Social-network gamer Zynga saw its stock slump 5% on Friday, its first day of trading, to close at $9.50, an unspectacular debut for a company that’s a leader in its space with the three biggest games on Facebook, “CityVille,” “CastleVille” and “FarmVille.”
The shares fell another few cents in late trading. The overall market’s been cranky, and some analysts worry about Zynga’s near total dependence on Facebook, where it generates more than 90% of its revenue. But others say it’s one of the few ways to play Facebook as an investor, at least until the giant social network goes public itself likely sometime next year.
Fans of Zynga, founded in 2007 by Mark Pincus, also like its business model and prospects.
“Unlike TV, social games can be played anywhere on the planet that you have Internet access,” said Richard Greenfield of BTIG, who initiated his coverage of Zynga with a buy rating. He sees the company launching more games across more platforms. It’s especially well placed to promote new games through its current ones.
Post IPO, Zynga’s got cash to invest in its business. The shares were priced at $10 for the initial public offering, bringing in more than $1 billion in fresh capital.
Greenfield estimates revenue could rise from $1.17 billion this year to $1.5 billion in 2012 and $1.7 billion in 2013.

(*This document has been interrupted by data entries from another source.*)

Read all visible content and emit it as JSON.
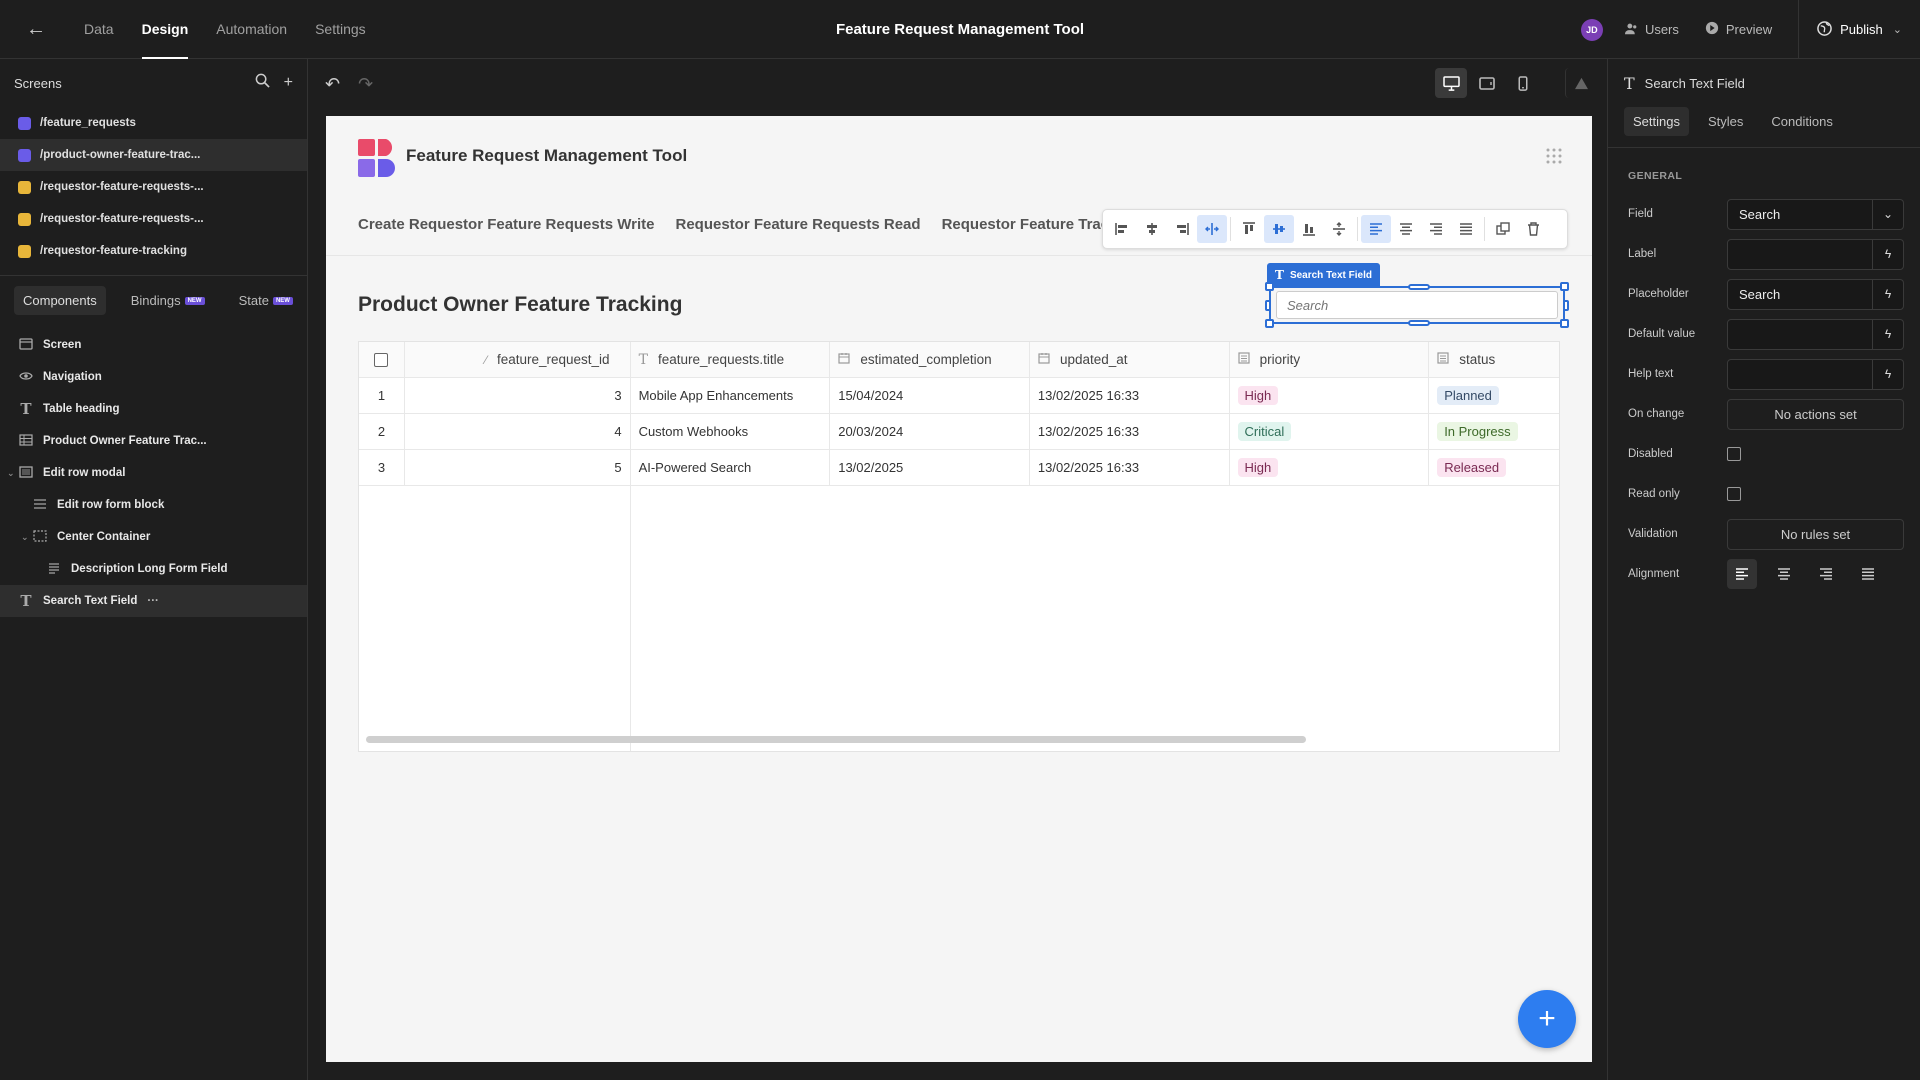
{
  "topbar": {
    "nav": [
      "Data",
      "Design",
      "Automation",
      "Settings"
    ],
    "active_nav": "Design",
    "title": "Feature Request Management Tool",
    "avatar": "JD",
    "users": "Users",
    "preview": "Preview",
    "publish": "Publish"
  },
  "screens": {
    "heading": "Screens",
    "items": [
      {
        "label": "/feature_requests",
        "color": "#6a5ce8"
      },
      {
        "label": "/product-owner-feature-trac...",
        "color": "#6a5ce8"
      },
      {
        "label": "/requestor-feature-requests-...",
        "color": "#e8b63a"
      },
      {
        "label": "/requestor-feature-requests-...",
        "color": "#e8b63a"
      },
      {
        "label": "/requestor-feature-tracking",
        "color": "#e8b63a"
      }
    ]
  },
  "left_tabs": {
    "components": "Components",
    "bindings": "Bindings",
    "state": "State",
    "new_badge": "NEW"
  },
  "components": [
    {
      "label": "Screen",
      "icon": "screen-icon",
      "indent": 0
    },
    {
      "label": "Navigation",
      "icon": "eye-icon",
      "indent": 0
    },
    {
      "label": "Table heading",
      "icon": "text-icon",
      "indent": 0
    },
    {
      "label": "Product Owner Feature Trac...",
      "icon": "table-icon",
      "indent": 0
    },
    {
      "label": "Edit row modal",
      "icon": "modal-icon",
      "indent": 0
    },
    {
      "label": "Edit row form block",
      "icon": "form-icon",
      "indent": 1
    },
    {
      "label": "Center Container",
      "icon": "container-icon",
      "indent": 1
    },
    {
      "label": "Description Long Form Field",
      "icon": "longform-icon",
      "indent": 2
    },
    {
      "label": "Search Text Field",
      "icon": "text-icon",
      "indent": 0
    }
  ],
  "canvas": {
    "brand": "Feature Request Management Tool",
    "links": [
      "Create Requestor Feature Requests Write",
      "Requestor Feature Requests Read",
      "Requestor Feature Tracking"
    ],
    "table_title": "Product Owner Feature Tracking",
    "selected_tag": "Search Text Field",
    "search_placeholder": "Search",
    "columns": [
      "feature_request_id",
      "feature_requests.title",
      "estimated_completion",
      "updated_at",
      "priority",
      "status"
    ],
    "rows": [
      {
        "index": "1",
        "id": "3",
        "title": "Mobile App Enhancements",
        "estimated": "15/04/2024",
        "updated": "13/02/2025 16:33",
        "priority": "High",
        "status": "Planned"
      },
      {
        "index": "2",
        "id": "4",
        "title": "Custom Webhooks",
        "estimated": "20/03/2024",
        "updated": "13/02/2025 16:33",
        "priority": "Critical",
        "status": "In Progress"
      },
      {
        "index": "3",
        "id": "5",
        "title": "AI-Powered Search",
        "estimated": "13/02/2025",
        "updated": "13/02/2025 16:33",
        "priority": "High",
        "status": "Released"
      }
    ]
  },
  "props": {
    "title": "Search Text Field",
    "tabs": [
      "Settings",
      "Styles",
      "Conditions"
    ],
    "section": "GENERAL",
    "field_label": "Field",
    "field_value": "Search",
    "label_label": "Label",
    "label_value": "",
    "placeholder_label": "Placeholder",
    "placeholder_value": "Search",
    "default_label": "Default value",
    "default_value": "",
    "help_label": "Help text",
    "help_value": "",
    "onchange_label": "On change",
    "onchange_value": "No actions set",
    "disabled_label": "Disabled",
    "readonly_label": "Read only",
    "validation_label": "Validation",
    "validation_value": "No rules set",
    "alignment_label": "Alignment"
  }
}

Naysayer Arvind Bhatia of Sterne Agee started coverage with “underperform” on fears that growth is slowing and the stock could fall to $7. Flagship game “FarmVille” has peaked, he said, and the other titles are coming online at a much slower pace.
Other top games include “Mafia Wars” and “Zynga Poker.” The games are all free; the company makes its money mostly from advertising and sponsorships and through in-game virtual purchases. Its IPO material said it has an average of about 230 million active monthly users.
“I think it’s a great company and brilliant in many respects,” said one media investor. “But they do have a problem with dependence on Facebook, and that they always need new games to attract attention” — an issues all gamemakers face.
He’s also not a fan of the various classes of stock, with super-voting shares and control firmly in the hands of insiders.
Describing itself on its own website, the company says, “Zynga wants to give the world permission to play. Every day, we connect people on seven continents and deliver a dose of don’t take yourself so seriously.” It hopes Wall Street will.